I am trying to replace multiple instances of a given Unicode string in a group of LaTeX files. For example, the original line reads:
\greek{῾Ρώμην}\nft{2}{ \greek{Ῥώμη, ῥώμη}: \textit{bodily strength, might, Roma, Rome}}
And I would replace it with the following line:
\greek{῾Ρώμην}\nft{2}{ \greek{Ῥώμη, ῥώμη}: \textit{Roma, Rome, bodily strength, might}}
I have created a substitute file (subs.tsv) to hold all my replacements for these files. It follows a pattern of target-substitution across two columns. For the above replacments, it would read thus:
"\greek{῾Ρώμην}\nft{2}{ \greek{Ῥώμη, ῥώμη}: \textit{bodily strength, might, Roma, Rome}}" "\greek{῾Ρώμην}\nft{2}{ \greek{Ῥώμη, ῥώμη}: \textit{Roma, Rome, bodily strength, might}}"

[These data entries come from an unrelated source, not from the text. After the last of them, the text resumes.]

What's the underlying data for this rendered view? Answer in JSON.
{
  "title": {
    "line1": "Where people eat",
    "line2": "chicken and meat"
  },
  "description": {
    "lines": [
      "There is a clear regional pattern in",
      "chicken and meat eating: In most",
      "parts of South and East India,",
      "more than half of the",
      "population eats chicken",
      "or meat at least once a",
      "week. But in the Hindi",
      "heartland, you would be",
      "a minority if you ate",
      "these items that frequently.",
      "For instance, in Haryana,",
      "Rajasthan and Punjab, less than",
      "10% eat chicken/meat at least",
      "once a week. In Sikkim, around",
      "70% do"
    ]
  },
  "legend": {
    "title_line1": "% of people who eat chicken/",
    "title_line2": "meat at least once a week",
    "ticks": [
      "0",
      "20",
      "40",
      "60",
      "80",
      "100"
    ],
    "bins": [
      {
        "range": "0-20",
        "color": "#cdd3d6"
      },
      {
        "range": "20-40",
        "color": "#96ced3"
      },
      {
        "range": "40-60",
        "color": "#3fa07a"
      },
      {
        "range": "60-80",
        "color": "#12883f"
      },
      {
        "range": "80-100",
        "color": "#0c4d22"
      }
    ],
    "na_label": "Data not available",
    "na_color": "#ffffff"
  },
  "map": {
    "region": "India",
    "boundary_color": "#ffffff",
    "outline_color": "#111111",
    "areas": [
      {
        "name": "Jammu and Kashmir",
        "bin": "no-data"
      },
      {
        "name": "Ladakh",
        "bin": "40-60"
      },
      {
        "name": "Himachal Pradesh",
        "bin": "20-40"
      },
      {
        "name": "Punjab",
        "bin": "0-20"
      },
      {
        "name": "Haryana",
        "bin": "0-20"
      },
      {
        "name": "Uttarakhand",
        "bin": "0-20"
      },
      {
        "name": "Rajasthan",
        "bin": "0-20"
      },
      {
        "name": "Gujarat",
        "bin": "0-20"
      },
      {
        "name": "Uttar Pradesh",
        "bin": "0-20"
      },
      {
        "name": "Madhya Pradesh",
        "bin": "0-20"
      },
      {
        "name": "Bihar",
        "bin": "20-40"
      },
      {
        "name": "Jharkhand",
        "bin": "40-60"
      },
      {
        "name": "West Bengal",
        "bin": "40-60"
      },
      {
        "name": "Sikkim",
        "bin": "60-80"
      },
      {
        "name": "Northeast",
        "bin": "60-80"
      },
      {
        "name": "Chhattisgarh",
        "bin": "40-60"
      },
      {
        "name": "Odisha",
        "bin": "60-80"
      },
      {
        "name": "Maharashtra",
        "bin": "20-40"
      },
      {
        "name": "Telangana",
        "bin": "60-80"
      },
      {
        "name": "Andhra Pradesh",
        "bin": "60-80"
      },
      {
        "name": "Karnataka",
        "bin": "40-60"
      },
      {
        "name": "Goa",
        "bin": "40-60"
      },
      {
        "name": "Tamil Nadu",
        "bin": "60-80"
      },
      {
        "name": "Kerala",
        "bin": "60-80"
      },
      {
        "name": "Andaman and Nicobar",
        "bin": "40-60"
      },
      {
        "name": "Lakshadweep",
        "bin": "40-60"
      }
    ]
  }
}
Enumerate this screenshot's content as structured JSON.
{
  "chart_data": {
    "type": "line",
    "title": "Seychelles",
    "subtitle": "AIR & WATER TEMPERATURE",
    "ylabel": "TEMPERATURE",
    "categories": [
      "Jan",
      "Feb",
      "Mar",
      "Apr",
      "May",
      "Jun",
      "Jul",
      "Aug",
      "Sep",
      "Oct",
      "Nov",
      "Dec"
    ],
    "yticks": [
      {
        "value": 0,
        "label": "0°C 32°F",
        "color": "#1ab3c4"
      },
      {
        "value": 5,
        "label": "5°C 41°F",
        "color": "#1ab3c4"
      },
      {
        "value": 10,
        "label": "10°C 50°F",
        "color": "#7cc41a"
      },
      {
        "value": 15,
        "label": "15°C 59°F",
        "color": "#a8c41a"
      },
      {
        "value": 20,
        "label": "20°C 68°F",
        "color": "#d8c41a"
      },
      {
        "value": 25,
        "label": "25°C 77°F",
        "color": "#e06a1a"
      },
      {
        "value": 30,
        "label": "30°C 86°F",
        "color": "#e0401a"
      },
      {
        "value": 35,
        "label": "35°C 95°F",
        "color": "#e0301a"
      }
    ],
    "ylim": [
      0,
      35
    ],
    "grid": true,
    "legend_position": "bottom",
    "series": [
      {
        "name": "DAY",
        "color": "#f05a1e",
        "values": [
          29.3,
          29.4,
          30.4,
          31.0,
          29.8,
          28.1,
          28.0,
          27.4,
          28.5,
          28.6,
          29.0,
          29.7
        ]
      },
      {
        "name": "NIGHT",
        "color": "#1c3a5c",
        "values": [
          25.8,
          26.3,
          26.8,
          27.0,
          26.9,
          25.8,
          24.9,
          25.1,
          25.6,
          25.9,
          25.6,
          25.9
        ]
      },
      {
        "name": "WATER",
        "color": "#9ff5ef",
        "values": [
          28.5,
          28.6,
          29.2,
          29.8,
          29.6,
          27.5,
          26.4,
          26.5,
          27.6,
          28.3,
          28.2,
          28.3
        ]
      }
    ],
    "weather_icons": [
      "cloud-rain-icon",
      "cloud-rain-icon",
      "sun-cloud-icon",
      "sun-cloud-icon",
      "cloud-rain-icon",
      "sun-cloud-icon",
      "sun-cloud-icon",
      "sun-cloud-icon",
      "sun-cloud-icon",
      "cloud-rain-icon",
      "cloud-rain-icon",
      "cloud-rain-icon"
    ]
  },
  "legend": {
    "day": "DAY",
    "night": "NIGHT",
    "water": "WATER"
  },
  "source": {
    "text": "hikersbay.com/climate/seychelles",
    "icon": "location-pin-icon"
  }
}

When I run this through Python, however, I get a mass of gobbledygook that looks like this:
Øgreekæ῾ΡώμηνåØnftæ2åæ ØgreekæῬώμη, ῥώμηå: Øtextitæbodily strength, might, Roma, Romeåå" "Øgreekæ῾ΡώμηνåØnftæ2åæ ØgreekæῬώμη, ῥώμηå: ØtextitæRoma, Rome, bodily strength, mightåå
Current coding effort runs like this:
#!/usr/bin/env python3
from os import listdir
from glob import glob
fileset = '.'
with open('subs.tsv', encoding='utf-8') as subsfile:
subs = subsfile.readlines()
for filename in glob('./*tex'):
with open(filename, encoding='utf-8', errors='ignore') as f:
filecontents = f.read()
for subline in subs:
subitem = subline.split('\t')
target = subitem[0]
sub = subitem[1]
filesubbed = filecontents.replace(target, sub)
Thanks in advance for your consideration and any help you can offer.